Graduating Social Work Student, Given a ''Hand Up,'' Becomes Guiding Force for Others

Graduating Social Work Student, Given a ''Hand Up,'' Becomes Guiding Force for Others

Rutgers-Camden senior Melissa Velez organized student service trip to Puerto Rico

Melissa Velez credits Rutgers–Camden mentors for pushing her to her limits.

“Anyone who is going through something can use a hand up to get back on their feet. It’s about showing people that you care, that they aren’t alone.”
 
– Melissa Velez
 

When Melissa Velez seemed to have lost all direction, there was someone to step in and convince her that her life was worth turning around.

Velez had grown up in Vineland in a house with parents who battled addiction and left her and her brother to mostly fend for themselves. After leaving high school during her sophomore year, she failed the GED repeatedly. But at 18 she decided to return to school, where a guidance counselor convinced her that she could have a bright future if she would believe in herself.

It’s advice she carried with her, through Cumberland County College and as a student majoring in social work at Rutgers University-Camden, where she has found support while also working to help others – including organizing a service trip to Puerto Rico to assist with Hurricane Maria relief efforts.

“Anyone who is going through something can use a hand up to get back on their feet,” she says. “It’s about showing people that you care, that they aren’t alone.”

Living in the dorms at Rutgers-Camden, Velez had a stable home environment for the first time in her life and became involved in the social and academic opportunities she found outside her door.

“I learned to come out of my shell and get involved,” she says.

In her social work classes, Velez learned about policy issues related to her field and served in an internship with the New Jersey Department of Children and Families’ Child Protection and Permanency. Working out of the agency’s Camden South office in Voorhees, Velez shadowed case workers tasked with recognizing signs of abuse and neglect and, if need be, removing the child from the home.

“It was hard because I remember that experience,” she says. “The internship reminded me that you have to have a big heart for this type of work.”

Velez received support through the Educational Opportunity Fund and TRiO Student Support Services, dedicated to supporting low-income and first-generation students. She was soon returning the favor serving as a peer mentor for undergraduates in the Center for Learning and Student Success.

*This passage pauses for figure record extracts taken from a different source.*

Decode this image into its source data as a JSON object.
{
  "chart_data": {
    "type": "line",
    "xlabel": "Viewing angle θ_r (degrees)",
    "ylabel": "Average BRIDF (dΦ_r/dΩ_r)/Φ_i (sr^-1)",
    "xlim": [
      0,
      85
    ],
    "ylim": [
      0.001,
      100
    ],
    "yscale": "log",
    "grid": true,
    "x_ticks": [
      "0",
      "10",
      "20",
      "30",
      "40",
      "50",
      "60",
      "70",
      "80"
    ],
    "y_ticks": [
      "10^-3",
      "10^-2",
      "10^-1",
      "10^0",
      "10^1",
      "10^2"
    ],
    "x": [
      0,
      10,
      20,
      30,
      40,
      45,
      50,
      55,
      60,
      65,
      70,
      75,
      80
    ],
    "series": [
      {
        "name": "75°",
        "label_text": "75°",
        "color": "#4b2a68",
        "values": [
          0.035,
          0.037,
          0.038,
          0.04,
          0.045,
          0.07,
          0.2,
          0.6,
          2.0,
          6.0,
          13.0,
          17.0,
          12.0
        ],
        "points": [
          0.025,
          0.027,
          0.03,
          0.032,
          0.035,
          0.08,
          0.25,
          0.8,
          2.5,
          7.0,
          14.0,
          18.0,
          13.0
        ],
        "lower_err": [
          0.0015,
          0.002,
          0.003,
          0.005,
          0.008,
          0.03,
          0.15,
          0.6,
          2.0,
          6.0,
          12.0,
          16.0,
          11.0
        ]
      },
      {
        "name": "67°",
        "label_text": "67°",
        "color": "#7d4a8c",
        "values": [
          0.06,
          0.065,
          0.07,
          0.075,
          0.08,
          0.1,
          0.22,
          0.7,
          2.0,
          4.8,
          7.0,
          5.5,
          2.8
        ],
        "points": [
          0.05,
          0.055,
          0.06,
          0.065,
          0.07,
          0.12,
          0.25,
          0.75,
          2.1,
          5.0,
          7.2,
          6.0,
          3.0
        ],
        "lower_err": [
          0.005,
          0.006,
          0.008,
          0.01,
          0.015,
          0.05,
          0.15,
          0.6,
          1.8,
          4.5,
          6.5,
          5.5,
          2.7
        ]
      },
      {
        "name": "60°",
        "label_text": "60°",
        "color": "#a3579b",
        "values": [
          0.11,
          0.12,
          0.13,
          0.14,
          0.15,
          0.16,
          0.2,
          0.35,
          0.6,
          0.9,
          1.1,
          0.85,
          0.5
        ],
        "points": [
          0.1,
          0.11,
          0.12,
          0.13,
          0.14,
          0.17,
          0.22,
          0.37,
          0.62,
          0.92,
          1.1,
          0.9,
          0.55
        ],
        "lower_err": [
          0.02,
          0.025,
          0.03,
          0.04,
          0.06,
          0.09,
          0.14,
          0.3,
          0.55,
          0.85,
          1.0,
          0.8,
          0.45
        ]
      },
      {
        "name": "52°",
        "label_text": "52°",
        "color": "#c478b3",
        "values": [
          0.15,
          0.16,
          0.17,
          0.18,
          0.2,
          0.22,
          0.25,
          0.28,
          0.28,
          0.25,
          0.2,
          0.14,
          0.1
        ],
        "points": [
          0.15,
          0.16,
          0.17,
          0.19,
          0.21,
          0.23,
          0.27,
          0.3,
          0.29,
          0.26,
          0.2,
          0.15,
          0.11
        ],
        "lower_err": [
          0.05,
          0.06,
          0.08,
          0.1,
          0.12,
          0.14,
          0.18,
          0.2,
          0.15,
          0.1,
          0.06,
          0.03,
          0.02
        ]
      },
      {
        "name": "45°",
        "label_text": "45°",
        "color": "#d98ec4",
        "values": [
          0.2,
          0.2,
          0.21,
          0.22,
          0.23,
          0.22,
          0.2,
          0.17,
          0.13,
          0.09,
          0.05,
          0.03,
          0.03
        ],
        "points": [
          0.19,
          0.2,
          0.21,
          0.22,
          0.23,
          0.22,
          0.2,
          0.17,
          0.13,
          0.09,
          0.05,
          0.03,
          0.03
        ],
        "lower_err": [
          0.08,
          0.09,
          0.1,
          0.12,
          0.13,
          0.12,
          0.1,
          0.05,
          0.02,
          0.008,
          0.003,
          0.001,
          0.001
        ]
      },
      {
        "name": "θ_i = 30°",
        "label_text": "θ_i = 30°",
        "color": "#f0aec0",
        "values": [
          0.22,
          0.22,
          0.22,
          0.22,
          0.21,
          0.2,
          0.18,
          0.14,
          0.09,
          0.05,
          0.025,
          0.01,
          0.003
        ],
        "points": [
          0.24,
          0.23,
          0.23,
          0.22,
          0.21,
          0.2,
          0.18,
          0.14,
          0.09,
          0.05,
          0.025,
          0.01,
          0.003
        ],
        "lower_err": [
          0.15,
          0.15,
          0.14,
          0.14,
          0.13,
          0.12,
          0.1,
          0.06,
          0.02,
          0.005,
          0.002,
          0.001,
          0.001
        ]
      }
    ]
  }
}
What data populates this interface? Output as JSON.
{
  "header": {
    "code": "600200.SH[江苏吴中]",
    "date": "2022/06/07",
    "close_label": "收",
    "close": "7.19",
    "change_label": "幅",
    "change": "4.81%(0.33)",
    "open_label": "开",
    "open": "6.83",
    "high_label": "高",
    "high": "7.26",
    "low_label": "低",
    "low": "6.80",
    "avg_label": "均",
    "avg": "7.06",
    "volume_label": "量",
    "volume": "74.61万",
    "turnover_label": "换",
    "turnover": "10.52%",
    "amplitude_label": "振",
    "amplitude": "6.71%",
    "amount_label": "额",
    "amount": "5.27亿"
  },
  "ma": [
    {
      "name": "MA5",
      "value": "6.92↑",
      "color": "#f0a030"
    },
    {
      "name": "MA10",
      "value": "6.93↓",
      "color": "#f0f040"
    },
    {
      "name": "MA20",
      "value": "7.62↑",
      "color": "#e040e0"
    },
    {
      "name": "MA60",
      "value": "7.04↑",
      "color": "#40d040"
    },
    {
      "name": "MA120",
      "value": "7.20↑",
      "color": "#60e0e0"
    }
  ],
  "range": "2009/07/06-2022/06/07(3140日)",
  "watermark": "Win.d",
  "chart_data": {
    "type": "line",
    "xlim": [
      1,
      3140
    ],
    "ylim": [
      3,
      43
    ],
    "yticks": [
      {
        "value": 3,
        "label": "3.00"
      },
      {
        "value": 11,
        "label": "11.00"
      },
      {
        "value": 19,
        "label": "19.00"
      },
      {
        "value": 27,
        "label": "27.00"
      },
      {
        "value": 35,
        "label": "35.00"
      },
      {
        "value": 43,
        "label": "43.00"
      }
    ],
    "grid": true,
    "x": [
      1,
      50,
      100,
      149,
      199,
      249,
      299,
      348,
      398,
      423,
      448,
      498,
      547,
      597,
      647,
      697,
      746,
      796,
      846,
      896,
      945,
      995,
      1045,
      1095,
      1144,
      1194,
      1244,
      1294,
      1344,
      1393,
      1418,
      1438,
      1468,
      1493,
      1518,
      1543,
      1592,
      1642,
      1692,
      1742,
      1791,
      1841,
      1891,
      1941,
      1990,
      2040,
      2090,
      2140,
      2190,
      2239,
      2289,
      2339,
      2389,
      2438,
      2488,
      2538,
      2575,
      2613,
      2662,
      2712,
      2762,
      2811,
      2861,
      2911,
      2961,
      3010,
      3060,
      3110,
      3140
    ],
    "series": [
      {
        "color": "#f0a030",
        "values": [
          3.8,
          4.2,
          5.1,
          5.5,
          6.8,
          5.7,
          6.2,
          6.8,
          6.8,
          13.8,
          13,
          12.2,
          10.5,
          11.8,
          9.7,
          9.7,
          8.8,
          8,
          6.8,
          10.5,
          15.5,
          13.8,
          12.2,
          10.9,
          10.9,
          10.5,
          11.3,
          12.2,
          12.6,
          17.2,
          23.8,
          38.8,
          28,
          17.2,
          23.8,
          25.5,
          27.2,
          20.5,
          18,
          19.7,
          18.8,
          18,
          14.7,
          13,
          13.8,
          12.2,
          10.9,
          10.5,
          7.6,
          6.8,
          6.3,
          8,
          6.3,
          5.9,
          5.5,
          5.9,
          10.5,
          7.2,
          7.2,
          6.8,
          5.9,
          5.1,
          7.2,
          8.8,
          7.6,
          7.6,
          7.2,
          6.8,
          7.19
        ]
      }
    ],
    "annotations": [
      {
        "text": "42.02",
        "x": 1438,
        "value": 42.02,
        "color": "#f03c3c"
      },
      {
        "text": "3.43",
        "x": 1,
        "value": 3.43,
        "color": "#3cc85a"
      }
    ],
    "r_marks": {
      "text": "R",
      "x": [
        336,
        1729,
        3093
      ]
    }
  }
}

“I was helping students who are just like I was,” she says. “I wanted to be there for anything they needed.”

Her work didn’t end there. From people such as Ana Rodriguez, assistant director of TRiO, says Velez, she learned to never stop challenging herself.

“They pushed me to my limits,” she says. “I was amazed at what I could do.”

Such was the case when Velez approached Rodriguez about planning the service trip to Puerto Rico. Velez worked with other students to raise more than $4,500 to sponsor the flight, lodging and ground transportation, as well as $1,000 for a donation to students from the University of Puerto Rico who lost items in the storm.

During the trip, organized as an alternative spring break, the Rutgers–Camden students spent two days painting a church that was affected by Hurricane Maria. They also visited the University of Puerto Rico, where they delivered letters and their donation, and made a stop at the Centro para Puerto Rico, a community resource center that provides direct support to communities affected by the storm.

Velez now hopes that the trip will become an annual tradition at Rutgers-Camden.

Upon graduating, the Camden resident plans to earn her master’s degree, in the hopes of one day serving as a guidance counselor or advisor on the high school or college level.

Whatever she does, she is aware that she has the power to make a difference in people’s lives.

“It’s all about helping people realize that they are better than they think they are,” she says. “You can overcome your difficulties, and be a testimony to others who are going through them.”